Yves Robert, ENS Lyon and University of Tennessee, Knoxville
May 30, 2014 10:30AM to 11:30AM
Building 240, Room 4301
Silent errors have become a major problem for large-scaledistributed systems. Detection is hard, and correction is even harder. This talks presents generic algorithms to achieve both detection and correction of silent errors, by coupling verification mechanisms and checkpointing protocols. Application-specific techniques will also be investigated for sparse numerical linear algebra.

About the Presenter:
Yves Robert received his PhD degree from Institut National Polytechnique de Grenoble. He is currently a full professor in the Computer Science Laboratory LIP at ENS Lyon. He is the author of 7 books, 130+ papers published in international journals, and 200+ papers published in international conferences. He is the editor of 11 book proceedings and 13 journal special issues. He is the advisor of 26 PhD theses. His main research interests are scheduling techniques and resilient algorithms for large-scale platforms.

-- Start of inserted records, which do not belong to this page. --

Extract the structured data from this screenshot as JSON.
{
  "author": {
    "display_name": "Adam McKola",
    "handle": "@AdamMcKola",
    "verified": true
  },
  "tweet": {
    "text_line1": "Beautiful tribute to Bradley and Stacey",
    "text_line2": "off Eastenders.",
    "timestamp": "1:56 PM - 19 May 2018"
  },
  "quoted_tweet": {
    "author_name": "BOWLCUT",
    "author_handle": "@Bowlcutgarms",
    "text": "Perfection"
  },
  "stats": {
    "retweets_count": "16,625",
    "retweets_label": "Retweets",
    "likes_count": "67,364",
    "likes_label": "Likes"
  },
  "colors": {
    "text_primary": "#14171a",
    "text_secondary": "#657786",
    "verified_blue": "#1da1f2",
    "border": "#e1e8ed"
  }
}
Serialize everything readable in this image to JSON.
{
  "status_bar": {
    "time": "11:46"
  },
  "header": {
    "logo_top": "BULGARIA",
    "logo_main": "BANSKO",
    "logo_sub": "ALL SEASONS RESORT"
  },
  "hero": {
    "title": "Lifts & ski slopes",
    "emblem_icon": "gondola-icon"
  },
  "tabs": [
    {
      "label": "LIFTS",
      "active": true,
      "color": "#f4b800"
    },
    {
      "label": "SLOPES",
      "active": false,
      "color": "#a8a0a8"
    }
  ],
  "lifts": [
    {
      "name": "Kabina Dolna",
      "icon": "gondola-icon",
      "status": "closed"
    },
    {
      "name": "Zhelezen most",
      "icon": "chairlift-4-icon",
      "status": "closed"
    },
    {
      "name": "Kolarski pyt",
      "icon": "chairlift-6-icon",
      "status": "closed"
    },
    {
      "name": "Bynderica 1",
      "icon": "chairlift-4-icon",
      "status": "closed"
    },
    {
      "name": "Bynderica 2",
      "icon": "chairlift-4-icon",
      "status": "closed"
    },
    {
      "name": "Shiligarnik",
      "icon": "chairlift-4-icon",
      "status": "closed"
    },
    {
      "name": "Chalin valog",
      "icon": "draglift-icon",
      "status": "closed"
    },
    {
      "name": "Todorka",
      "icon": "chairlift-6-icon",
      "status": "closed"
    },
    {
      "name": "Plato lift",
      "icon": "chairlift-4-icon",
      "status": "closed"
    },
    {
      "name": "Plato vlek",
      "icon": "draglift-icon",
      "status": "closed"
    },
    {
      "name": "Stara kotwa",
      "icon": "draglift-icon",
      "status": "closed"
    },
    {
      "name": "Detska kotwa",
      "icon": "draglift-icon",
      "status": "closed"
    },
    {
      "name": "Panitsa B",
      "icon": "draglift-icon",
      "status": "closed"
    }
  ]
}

Yves Robert served on many editorial boards, including IEEE TPDS. He was the program chair of HiPC 2006 in Bangalore, IPDPS 2008 in Miami, ISPDC 2009 in Lisbon, ICPP 2013 in Lyon and HiPC 2013 in Bangalore. He is a Fellow of the IEEE. He has been elected a Senior Member of Institut Universitaire de France in 2007 and renewed in 2012. He has been awarded the 2014 IEEE TCSC Award for Excellence in Scalable Computing. He holds a Visiting Scientist position at the University of Tennessee, Knoxville since 2011.